Dr MacLeod : Certes, il y a des données en pédiatrie, bien qu'on s'y perde. Grosso modo, en pédiatrie, chez les patients externes, environ 25 p. 100 des prescriptions sont faites à des fins non indiquées. Pour les enfants hospitalisés, et tout dépend du degré d'intensité des soins, c'est probablement entre 50 et 60 p. 100 environ.
Le sénateur Eggleton : Je suis désolé de ne pas avoir pu arriver plus tôt pour entendre vos exposés; j'étais à une autre rencontre. J'espère que je ne poserai pas les mêmes questions que mes collègues.
Devrait-on obliger les médecins à écrire « utilisation non indiquée sur l'étiquette » sur une ordonnance et d'autres renseignements, comme ceux qui concernent la catégorie? Le patient et le médecin devraient-ils savoir qu'il s'agit d'une prescription préparée à des fins non indiquées?

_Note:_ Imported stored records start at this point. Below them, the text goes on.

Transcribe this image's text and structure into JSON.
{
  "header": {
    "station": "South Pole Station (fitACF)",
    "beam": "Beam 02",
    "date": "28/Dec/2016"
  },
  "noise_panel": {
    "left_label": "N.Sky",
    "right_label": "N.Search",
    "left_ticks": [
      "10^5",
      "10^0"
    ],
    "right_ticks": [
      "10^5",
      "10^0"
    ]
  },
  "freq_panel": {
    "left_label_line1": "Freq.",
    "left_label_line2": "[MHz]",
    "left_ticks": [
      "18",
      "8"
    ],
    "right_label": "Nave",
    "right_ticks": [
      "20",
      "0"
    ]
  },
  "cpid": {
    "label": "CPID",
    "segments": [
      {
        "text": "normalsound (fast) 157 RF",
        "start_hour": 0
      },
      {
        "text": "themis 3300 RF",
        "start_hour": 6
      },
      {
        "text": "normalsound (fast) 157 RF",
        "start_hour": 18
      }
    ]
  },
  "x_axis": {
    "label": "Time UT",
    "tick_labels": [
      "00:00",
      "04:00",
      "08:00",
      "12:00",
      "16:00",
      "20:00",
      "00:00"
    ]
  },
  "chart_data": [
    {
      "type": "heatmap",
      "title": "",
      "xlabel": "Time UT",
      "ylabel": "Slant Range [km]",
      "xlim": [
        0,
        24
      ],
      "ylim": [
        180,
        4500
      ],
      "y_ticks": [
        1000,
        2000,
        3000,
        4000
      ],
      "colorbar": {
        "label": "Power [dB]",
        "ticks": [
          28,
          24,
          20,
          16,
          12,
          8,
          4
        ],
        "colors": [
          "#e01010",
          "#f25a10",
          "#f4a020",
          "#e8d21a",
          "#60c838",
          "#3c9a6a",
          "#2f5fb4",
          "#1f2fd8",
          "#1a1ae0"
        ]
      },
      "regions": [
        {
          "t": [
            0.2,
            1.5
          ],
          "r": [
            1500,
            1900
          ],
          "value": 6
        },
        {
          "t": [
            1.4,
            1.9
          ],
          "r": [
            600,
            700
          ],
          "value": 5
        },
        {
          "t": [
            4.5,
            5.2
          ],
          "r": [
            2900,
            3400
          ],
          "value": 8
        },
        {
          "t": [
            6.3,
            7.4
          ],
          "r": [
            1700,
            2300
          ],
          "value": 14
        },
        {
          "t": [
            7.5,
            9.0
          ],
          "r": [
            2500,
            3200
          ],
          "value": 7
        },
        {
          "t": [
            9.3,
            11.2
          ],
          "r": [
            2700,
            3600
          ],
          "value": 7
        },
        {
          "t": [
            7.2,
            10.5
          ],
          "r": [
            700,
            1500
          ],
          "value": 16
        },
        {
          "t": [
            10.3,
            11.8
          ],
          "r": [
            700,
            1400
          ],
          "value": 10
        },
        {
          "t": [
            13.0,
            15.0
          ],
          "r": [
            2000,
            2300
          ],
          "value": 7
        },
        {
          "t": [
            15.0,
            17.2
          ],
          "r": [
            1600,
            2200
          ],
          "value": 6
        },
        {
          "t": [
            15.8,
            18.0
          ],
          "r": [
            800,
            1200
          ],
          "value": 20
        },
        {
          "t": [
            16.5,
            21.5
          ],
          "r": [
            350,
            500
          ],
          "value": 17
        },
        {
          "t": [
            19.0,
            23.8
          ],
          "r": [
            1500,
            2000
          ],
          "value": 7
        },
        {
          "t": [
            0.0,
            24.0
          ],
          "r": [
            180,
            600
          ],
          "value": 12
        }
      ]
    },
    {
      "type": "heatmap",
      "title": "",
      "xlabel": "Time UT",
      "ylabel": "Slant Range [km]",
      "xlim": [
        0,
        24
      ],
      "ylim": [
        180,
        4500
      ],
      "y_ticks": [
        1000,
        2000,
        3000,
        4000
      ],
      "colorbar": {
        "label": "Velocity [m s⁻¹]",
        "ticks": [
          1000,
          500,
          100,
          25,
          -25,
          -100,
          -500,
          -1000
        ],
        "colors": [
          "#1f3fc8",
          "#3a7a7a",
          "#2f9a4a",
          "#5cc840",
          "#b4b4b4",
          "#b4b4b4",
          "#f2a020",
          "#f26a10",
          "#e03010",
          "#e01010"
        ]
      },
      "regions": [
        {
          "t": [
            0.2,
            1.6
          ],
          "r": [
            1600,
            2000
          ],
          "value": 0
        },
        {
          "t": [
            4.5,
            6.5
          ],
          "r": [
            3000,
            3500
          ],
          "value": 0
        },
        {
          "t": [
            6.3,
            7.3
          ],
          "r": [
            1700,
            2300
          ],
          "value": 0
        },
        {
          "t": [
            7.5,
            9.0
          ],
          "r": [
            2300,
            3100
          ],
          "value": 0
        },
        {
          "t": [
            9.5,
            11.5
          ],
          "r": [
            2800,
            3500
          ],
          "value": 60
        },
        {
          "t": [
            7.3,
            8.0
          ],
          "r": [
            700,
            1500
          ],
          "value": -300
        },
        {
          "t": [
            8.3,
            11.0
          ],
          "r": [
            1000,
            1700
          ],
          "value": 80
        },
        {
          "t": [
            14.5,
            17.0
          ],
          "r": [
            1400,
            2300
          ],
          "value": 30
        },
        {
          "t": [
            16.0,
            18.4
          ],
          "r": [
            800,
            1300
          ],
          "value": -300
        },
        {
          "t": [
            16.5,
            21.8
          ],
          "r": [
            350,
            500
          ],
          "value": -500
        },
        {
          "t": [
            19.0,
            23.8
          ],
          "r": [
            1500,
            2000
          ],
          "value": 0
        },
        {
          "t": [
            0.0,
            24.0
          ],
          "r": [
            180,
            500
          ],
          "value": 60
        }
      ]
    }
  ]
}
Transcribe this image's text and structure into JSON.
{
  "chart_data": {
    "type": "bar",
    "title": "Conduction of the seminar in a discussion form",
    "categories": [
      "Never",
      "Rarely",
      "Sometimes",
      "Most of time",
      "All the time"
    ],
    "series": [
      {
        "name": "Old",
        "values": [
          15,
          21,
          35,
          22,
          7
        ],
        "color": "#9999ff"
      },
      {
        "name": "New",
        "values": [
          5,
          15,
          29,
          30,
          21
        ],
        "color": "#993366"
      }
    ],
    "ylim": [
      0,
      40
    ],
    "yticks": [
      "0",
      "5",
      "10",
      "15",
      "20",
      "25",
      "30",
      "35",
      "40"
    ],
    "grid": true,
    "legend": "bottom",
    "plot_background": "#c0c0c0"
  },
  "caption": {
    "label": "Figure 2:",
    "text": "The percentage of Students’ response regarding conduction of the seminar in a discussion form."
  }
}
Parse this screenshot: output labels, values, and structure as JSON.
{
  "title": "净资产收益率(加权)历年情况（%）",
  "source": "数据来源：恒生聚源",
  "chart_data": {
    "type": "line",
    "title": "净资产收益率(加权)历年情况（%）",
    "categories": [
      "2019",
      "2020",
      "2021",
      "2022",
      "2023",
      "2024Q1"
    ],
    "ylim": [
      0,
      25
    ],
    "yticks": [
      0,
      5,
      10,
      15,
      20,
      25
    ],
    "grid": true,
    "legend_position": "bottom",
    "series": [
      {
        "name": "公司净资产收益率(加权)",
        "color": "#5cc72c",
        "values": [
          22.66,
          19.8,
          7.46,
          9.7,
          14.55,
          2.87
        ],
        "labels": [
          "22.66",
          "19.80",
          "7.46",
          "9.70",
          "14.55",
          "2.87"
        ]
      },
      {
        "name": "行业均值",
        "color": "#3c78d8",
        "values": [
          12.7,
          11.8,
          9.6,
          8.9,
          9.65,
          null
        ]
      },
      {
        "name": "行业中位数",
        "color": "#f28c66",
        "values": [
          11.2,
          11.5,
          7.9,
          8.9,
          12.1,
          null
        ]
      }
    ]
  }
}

Dr MacLeod : Je suis prêt à prendre le taureau par les cornes. Je pense que ce serait cauchemardesque. Comme l'a dit la Dre Rochon il y a quelques minutes, souvent, la majorité des médecins ignorent qu'ils font une prescription pour une utilisation non indiquée. Il y a des zones grises quant à l'utilisation non indiquée et l'utilisation non approuvée, par exemple dans le cas d'une préparation destinée à un adulte prescrite pour un enfant; ce n'est pas vraiment non indiqué, mais plutôt non approuvé. De plus, en pédiatrie, il y a souvent des préparations extemporanées. Les pharmacies préparent un produit qui ne porte pas l'étiquette. J'imagine que le patient sait qu'il reçoit un tel produit, mais les prescriptions pour une utilisation non indiquée sont tellement nombreuses qu'il faudrait écrire cela tout le temps. Les médecins prescripteurs auraient vite besoin d'une estampille.
Dre Rochon : C'est une idée intéressante à laquelle on pourrait réfléchir un peu plus. Par exemple, devrions-nous payer et rembourser les médicaments qui sont prescrits pour une utilisation non indiquée alors qu'il n'y a peut-être pas de preuve, ou qu'il y en a peu, et qu'elle engendrera peut-être des problèmes graves? Devrait-on justifier les raisons pour lesquelles un médicament est utilisé? On pourrait y réfléchir.
Dr O'Rourke : C'est exactement ce qui se fait.
Comme je l'ai dit, il y a un autre obstacle. Lorsque nous faisons les recommandations sur l'établissement d'une liste pour le remboursement, dans bien des cas, nous établissons des critères qui restreignent encore plus l'indication. Dans ces cas, si le médecin veut utiliser le produit pour quelque chose qui dépasse les critères que nous avons établis, il doit le justifier. L'indication approuvée par Santé Canada peut être très importante, nos critères restreignent l'utilisation du médicament encore plus pour des raisons d'efficacité financière et d'autres facteurs. Ce serait donc difficile à faire, mais j'aime cette approche.
Le sénateur Eggleton : Le Dr MacLeod a souligné qu'au départ, le médecin doit savoir qu'il s'agit d'une utilisation non indiquée. Il faut donc d'abord que l'information circule.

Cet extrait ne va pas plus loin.